Ein weiteres wichtiges Prinzip ist das der "Preis-Schmerz-Minderung". Durch die Schaffung von Wahlmöglichkeiten, wie in unserem Kaffeeshop-Beispiel, gibt man den Kunden das Gefühl, Kontrolle über ihre Kaufentscheidung zu haben, was den psychologischen Schmerz des Bezahlens tatsächlich reduziert.
Warum das wichtig ist?
Die Verhaltensökonomie gibt uns tiefe Einblicke, wie Menschen Preise wahrnehmen und interpretieren. Diese Erkenntnisse sind für jedes Unternehmen, das seine Produkte oder Dienstleistungen preislich optimal positionieren möchte, von unschätzbarem Wert. Die psychologischen Effekte, die bei der Preisgestaltung eine Rolle spielen, helfen uns zu verstehen, warum Konsumenten manchmal gegen ihre eigenen wirtschaftlichen Interessen handeln.
Indem wir lernen, wie wir die Prinzipien der Verhaltensökonomie in der Preisgestaltung anwenden können, schaffen wir es nicht nur, den Umsatz zu steigern, sondern auch die Kundenzufriedenheit zu erhöhen. Dies führt zu loyaleren Kunden und einem stärkeren, nachhaltigeren Geschäft.
Nehmen wir an, Sie stehen vor dem Regal mit verschiedenen Schokoladensorten. Oben im Regal befinden sich die Premium-Schokoladen mit Preisen, die deutlich über dem Durchschnitt liegen. Unten sind die günstigsten Optionen platziert. Genau auf Augenhöhe – der sogenannten "Bull's Eye Zone" – finden Sie Schokoladen, die preislich zwischen den teuren und den billigen Varianten liegen.
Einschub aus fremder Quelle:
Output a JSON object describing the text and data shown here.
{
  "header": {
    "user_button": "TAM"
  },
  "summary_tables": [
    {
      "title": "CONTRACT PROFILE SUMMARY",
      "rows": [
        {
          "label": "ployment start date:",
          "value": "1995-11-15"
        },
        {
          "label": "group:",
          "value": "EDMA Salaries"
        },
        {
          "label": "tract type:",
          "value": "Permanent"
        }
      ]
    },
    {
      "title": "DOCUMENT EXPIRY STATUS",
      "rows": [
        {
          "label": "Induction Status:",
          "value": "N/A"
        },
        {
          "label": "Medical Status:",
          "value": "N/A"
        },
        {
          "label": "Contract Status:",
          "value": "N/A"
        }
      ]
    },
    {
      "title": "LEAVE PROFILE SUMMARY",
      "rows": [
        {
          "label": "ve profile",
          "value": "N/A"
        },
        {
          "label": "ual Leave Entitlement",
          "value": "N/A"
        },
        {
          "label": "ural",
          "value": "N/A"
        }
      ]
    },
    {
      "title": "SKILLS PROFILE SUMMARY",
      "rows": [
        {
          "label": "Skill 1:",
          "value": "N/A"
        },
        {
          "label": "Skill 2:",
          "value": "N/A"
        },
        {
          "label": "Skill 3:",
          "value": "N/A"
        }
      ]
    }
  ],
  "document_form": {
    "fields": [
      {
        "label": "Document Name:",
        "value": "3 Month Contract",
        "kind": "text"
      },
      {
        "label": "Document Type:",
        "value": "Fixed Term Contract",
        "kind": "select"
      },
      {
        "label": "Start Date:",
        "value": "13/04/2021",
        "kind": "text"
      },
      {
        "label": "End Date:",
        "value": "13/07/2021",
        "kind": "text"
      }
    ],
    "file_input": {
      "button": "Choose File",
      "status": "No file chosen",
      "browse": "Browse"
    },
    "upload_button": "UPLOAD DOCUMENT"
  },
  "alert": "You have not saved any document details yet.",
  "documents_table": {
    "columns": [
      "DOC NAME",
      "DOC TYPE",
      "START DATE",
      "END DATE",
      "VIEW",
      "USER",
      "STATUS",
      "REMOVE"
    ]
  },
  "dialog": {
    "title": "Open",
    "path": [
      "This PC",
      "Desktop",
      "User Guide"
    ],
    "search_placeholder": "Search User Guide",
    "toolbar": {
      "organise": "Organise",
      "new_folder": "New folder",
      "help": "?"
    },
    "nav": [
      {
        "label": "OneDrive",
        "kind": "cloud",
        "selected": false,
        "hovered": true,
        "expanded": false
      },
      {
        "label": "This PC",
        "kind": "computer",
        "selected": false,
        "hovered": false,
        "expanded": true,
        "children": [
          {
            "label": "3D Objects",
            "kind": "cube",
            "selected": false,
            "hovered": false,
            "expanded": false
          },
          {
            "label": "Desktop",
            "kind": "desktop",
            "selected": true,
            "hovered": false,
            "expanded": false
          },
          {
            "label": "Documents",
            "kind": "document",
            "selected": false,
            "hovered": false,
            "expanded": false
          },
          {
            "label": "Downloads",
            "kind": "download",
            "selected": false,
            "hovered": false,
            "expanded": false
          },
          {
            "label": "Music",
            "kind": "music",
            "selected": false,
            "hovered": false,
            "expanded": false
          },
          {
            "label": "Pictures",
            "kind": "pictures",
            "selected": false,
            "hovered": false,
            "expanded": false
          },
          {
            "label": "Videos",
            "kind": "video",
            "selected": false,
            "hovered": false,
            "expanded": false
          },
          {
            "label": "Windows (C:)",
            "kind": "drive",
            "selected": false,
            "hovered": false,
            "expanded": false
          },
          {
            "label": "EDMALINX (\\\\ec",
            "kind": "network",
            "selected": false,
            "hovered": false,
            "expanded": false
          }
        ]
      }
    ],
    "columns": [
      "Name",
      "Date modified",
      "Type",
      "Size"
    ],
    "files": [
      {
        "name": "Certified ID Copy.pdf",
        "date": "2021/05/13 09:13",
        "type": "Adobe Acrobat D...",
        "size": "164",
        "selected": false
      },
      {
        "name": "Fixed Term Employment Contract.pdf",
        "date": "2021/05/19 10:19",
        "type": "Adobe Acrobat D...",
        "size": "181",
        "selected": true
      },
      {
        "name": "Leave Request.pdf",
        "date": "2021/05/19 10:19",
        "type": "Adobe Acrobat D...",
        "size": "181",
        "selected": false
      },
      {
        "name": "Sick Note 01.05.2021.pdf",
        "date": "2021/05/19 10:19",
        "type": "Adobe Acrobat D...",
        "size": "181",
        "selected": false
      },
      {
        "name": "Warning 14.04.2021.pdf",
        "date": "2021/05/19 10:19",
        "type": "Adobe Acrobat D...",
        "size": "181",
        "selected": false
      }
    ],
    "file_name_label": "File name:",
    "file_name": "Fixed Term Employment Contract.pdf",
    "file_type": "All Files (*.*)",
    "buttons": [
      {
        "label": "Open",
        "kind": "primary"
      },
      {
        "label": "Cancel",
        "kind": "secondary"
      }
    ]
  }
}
Die Supermärkte nutzen hier das Prinzip der "relativen Positionierung". Die teuren Schokoladen oben im Regal setzen einen Preisanker. Sie machen die mittelpreisigen, auf Augenhöhe platzierten Schokoladen attraktiver, da sie im Vergleich günstiger erscheinen, obwohl sie teurer sind als die Produkte im unteren Bereich des Regals.
Die Kunden greifen oft zu den Produkten auf Augenhöhe, weil sie einerseits den Schmerz vermeiden möchten, zu viel auszugeben (im Vergleich zu den teuren Optionen oben), andererseits aber auch das Gefühl haben möchten, sich etwas Besseres zu gönnen als die billigste Variante. Dies führt zu höheren Verkaufszahlen bei den mittelpreisigen Produkten, ohne dass die Kunden sich bewusst sind, wie stark die Produktplatzierung ihre Entscheidung beeinflusst.
Und jetzt?
Mit diesem Wissen können Sie heute Ihren eigenen Alltag kritisch betrachten. Wo begegnen Ihnen Preise, und wie werden Sie dadurch in Ihren Entscheidungen beeinflusst? Vielleicht experimentieren Sie ein wenig und testen, ob Sie durch die Anwendung dieser Prinzipien Ihre eigenen Kaufentscheidungen oder die Ihrer Kunden beeinflussen können. Die Welt der Preise ist voller psychologischer Fallen und Möglichkeiten – nutzen Sie sie weise!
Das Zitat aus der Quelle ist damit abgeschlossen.